Market Minute: Inflation, rates, and why Australian shares are lagging
Expectations that inflation will come in strong will likely influence next month’s RBA cash rate decision. In markets, Australian shares, particularly banks, are lagging compared to global counterparts.
Mark LaMonica: Welcome to another edition of Morningstar Minute. I’m joined by Matt today, so we are recording this the day before. We’re going to get a CPI reading. And obviously that’s going to be a big input into what the RBA does in May. So what are market expectations for inflation.
Matt Wilkinson: Yeah. So the local market is expecting inflation to come in quite strong. Obviously there’s been energy-related inflation coming through. So that expectation is for inflation to be strong and outside the band of 2 to 3%. And this will likely lead the RBA to really consider, as the market is expecting in May, that interest rates will rise by 25 basis points.
Matt: So that’s looking like it’s on the cards. That’s what the market is saying at the moment.
Mark: One thing that’s interesting is obviously we’ve had a lot of geopolitical risk. We’ve had inflation worries. We’ve had some economic worries. But in general markets continue to do well. One place they haven’t done as well is Australia. So can you talk a little bit about what’s going on in the Australian market?

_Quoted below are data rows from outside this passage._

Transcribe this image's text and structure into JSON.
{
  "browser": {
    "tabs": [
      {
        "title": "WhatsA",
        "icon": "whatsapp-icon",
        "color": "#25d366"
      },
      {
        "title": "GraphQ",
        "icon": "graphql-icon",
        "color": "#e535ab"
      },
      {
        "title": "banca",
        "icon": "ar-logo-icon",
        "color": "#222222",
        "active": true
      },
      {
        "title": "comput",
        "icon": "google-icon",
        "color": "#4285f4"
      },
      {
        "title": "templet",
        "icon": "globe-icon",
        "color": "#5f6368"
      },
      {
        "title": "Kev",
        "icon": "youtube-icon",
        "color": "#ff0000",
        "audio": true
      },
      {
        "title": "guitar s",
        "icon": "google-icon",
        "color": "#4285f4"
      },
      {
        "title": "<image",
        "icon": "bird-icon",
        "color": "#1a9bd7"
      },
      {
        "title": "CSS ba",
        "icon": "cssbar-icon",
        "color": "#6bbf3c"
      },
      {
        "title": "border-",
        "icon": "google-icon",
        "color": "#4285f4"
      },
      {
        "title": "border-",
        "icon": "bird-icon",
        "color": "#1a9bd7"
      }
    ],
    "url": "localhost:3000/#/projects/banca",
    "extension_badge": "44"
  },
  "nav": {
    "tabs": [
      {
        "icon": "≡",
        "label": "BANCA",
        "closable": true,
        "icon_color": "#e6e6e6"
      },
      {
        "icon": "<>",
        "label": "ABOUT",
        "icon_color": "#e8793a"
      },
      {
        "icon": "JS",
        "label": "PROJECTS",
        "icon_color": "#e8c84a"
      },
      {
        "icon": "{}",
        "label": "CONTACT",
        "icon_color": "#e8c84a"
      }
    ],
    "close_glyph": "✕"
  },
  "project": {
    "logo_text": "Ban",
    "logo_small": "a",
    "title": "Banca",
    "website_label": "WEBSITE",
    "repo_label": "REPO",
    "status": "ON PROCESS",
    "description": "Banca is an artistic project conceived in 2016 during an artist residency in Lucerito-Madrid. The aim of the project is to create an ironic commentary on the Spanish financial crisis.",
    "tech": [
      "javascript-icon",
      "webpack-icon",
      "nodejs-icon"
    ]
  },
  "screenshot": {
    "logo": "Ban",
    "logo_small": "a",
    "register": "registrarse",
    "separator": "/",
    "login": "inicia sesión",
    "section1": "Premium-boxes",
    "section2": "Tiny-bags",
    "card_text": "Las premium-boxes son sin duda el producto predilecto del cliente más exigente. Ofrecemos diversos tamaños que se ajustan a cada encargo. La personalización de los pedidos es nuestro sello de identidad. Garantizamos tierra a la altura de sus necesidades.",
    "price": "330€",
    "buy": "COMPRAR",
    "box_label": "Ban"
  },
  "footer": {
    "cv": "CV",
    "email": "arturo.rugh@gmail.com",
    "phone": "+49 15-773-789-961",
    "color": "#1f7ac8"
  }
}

Matt: Yeah, it’s been an interesting one in that markets initially rebounded following ceasefire discussions involving Iran, which is a good thing. I think markets are pricing in a little bit more risk, particularly in Australia, as we haven’t seen the Australian market bounce as high. Financials, particularly banks, have struggled a little bit in a relative sense.
Matt: Share prices are still quite high and valuations on banks are quite stretched in our view. But US markets are hitting all-time highs. The Nasdaq and S&P 500 have rebounded very strongly. Emerging markets in particular as well have rebounded strongly, and largely I think that’s due to local financials.
Mark: And you mentioned US markets. US markets, after a dip, have continued, as you said, to hit all-time highs and are performing really well. What’s the Morningstar view from a valuation perspective on US markets?
Matt: We think US markets are stretched from a valuation perspective, particularly the tech and tech-related sectors, showing very high multiples. The sustainability of that—we think those multiples are pricing in very good returns, pricing for perfection, as I say, looking forward. So we are cautious on the US market as a whole.
Matt: But there are certainly pockets globally as well where we see valuations that are far more attractive.
Mark: We talked about CPI reading tomorrow and the RBA, but we’re also going to hear from the Federal Reserve this week. What are market expectations for what’s happening with inflation and Federal Reserve policy in the US?
Matt: In contrast to the RBA and the local market, the Fed are expected to keep interest rates on hold. Inflation expectations are nowhere near as bullish over there, and inflation is far more contained according to market watchers. So we’re not expecting rates to rise, and that’s leading, as a side effect, into currency movements as well.
Matt: The Aussie dollar has been very strong—not only versus the US dollar, but also across a range of other currencies: the euro, the British pound, and the Japanese yen, for instance.